Algumas coisas neste país me fazem muito mal. O marajá Cabral é uma dessas coisas. Deve ter sido difícil a vida para ele na prisão, por vários motivos, um deles certamente, o fato de ele não ter alguém que ouvisse suas histórias. Ele é falastrão e fala bonito, organiza bem os cenários onde atua. Estive frente a frente com ele algumas vezes na vida e sinto-me mal quando lembro.
Ele saiu da cela falante. Uma das falações dele bateu na minha conta de Whatsapp, pois não sai atrás do que ele está falando. Recebi um corte que alguém fez de uma entrevista que ele deu ao canal Metrópoles. O trecho é curto: “Esse Bretas usava o nome de Deus; um falso evangélico. Eu sei o que é Deus. Se não fosse Deus eu não estaria vivo hoje” e chora sem perder a voz, “Eu sei o que é Deus. O que é Deus, estando sozinho na cela, 22 horas por dia…”. E seguiu falando e chorando. Referiu-se às mulheres presas de presos da Lava-Jato. “Quantos filhos; quantos irmãos!”
Sérgio Cabral foi deputado estadual, Presidente poderoso da Assembleia Legislativa, Senador da República e eleito duas vezes Governador do Estado do Rio de Janeiro. E fez o sucessor. Ele sempre fez. Na Assembleia Legislativa deixou um sujeito chamado Jorge Picciani, no Senado, Régis Fichtner, no governo do estado, Pezão. É provável, bem provável, que nenhum outro político do estado tenha tido mais poder e relevância que ele.

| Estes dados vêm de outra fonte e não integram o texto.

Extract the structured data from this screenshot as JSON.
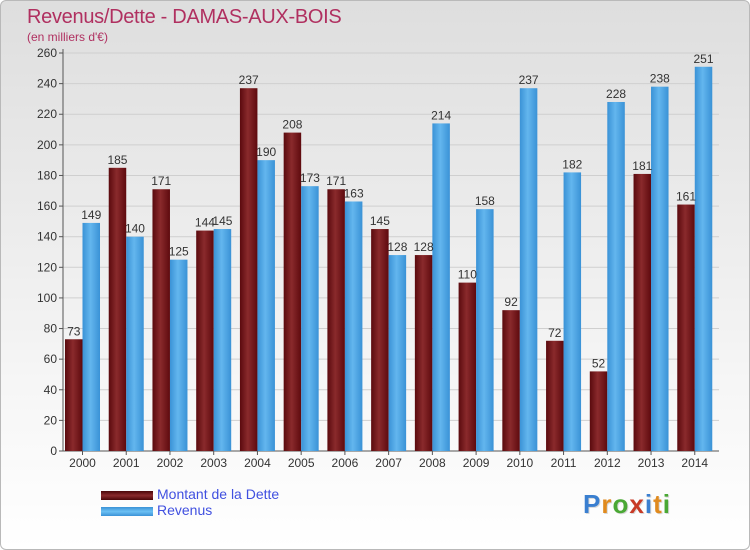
{
  "header": {
    "title": "Revenus/Dette - DAMAS-AUX-BOIS",
    "subtitle": "(en milliers d'€)"
  },
  "legend": {
    "items": [
      {
        "label": "Montant de la Dette",
        "color": "#6e0e12"
      },
      {
        "label": "Revenus",
        "color": "#4aa5e5"
      }
    ]
  },
  "logo": {
    "letters": [
      "P",
      "r",
      "o",
      "x",
      "i",
      "t",
      "i"
    ],
    "colors": [
      "#3a7fd0",
      "#e08a1e",
      "#4aa834",
      "#c83a26",
      "#3a7fd0",
      "#e08a1e",
      "#4aa834"
    ]
  },
  "chart_data": {
    "type": "bar",
    "categories": [
      "2000",
      "2001",
      "2002",
      "2003",
      "2004",
      "2005",
      "2006",
      "2007",
      "2008",
      "2009",
      "2010",
      "2011",
      "2012",
      "2013",
      "2014"
    ],
    "series": [
      {
        "name": "Montant de la Dette",
        "values": [
          73,
          185,
          171,
          144,
          237,
          208,
          171,
          145,
          128,
          110,
          92,
          72,
          52,
          181,
          161
        ],
        "color": "#6e0e12"
      },
      {
        "name": "Revenus",
        "values": [
          149,
          140,
          125,
          145,
          190,
          173,
          163,
          128,
          214,
          158,
          237,
          182,
          228,
          238,
          251
        ],
        "color": "#4aa5e5"
      }
    ],
    "ylim": [
      0,
      260
    ],
    "yticks": [
      0,
      20,
      40,
      60,
      80,
      100,
      120,
      140,
      160,
      180,
      200,
      220,
      240,
      260
    ],
    "grid": true,
    "legend_position": "bottom-left"
  }
}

O que ele fez com todo o poder que teve? Cabe a cada pessoa que conheceu Cabral de perto e de longe, avaliar e responder. Para o povo do Estado do Rio de Janeiro e eu sou parte dele, Cabral foi um desastre. E muita gente que, certamente, votou nele, sabia, exatamente, o que ele pretendia da vida política. Falava-se à boca pequena das artes do Cabral, à boca não tão pequena que não coubesse a denúncia que dele fez o ex-governador Marcello Alencar, padrinho dele quase toda a vida.

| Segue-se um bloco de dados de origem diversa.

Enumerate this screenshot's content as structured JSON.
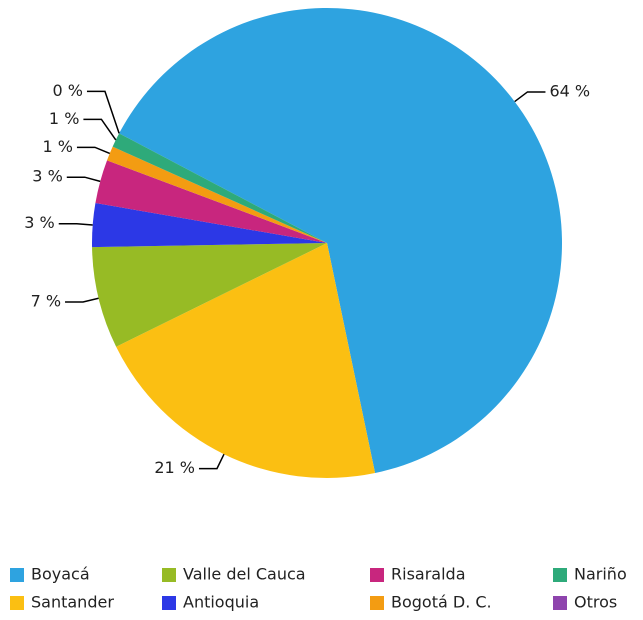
{
  "chart_data": {
    "type": "pie",
    "categories": [
      "Boyacá",
      "Santander",
      "Valle del Cauca",
      "Antioquia",
      "Risaralda",
      "Bogotá D. C.",
      "Nariño",
      "Otros"
    ],
    "values": [
      64,
      21,
      7,
      3,
      3,
      1,
      1,
      0
    ],
    "value_labels": [
      "64 %",
      "21 %",
      "7 %",
      "3 %",
      "3 %",
      "1 %",
      "1 %",
      "0 %"
    ],
    "colors": [
      "#2ea3e0",
      "#fbbf12",
      "#97bb25",
      "#2c38e6",
      "#c8267e",
      "#f39c12",
      "#2eaa7a",
      "#8e44ad"
    ],
    "legend": "bottom"
  }
}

Sérgio Cabral pode queixar-se do Juiz que o condenou, pode lamentar as penas que sofreu, mas seria bom que percebesse que mesmo tendo passado o que passou pelas circunstâncias que escolheu viver, ele ainda é um ser privilegiado, por contar com um sistema de Justiça que não está disponível para a maioria da população brasileira, que mora num país que tem a terceira maior população carcerária do mundo, onde 41% dos presos – 337.126 pessoas permanecem presas sem julgamento, sem definição de culpa. Para essas pessoas não tem o papo furado de condenação só depois do trânsito em julgado. Para essa turma, nem a segunda instância conta. Cabral está solto. Disseram para nós que ele jamais sairia da cela, mas ele está aí, um marajá todo pimpão.
Sérgio Cabral mora bem. Vive bem e começa a receber em casa os amigos que ficaram pelo caminho envergonhados com ele. Alguns até não tinham motivo para envergonhar-se, mas a vida é assim mesmo. A maior parte do povo que deu a Sérgio Cabral o poder de fazer e desfazer o que bem entendesse, vive mal, não vê o mar da janela, não frequenta os lugares que ele, a maior representação de um marajá, vive e curte. Portanto, Cabral não deveria se lamentar. E sobre as relações dele com Deus, Almir Guineto explica melhor:
Os habitantes da Terra estão abusando, ao nosso Supremo Divino sobrecarregando
Fazendo o quê?
Fazendo mil besteiras
E o mal sem ter motivo
E só se lembram de Deus
Quando estão em perigo…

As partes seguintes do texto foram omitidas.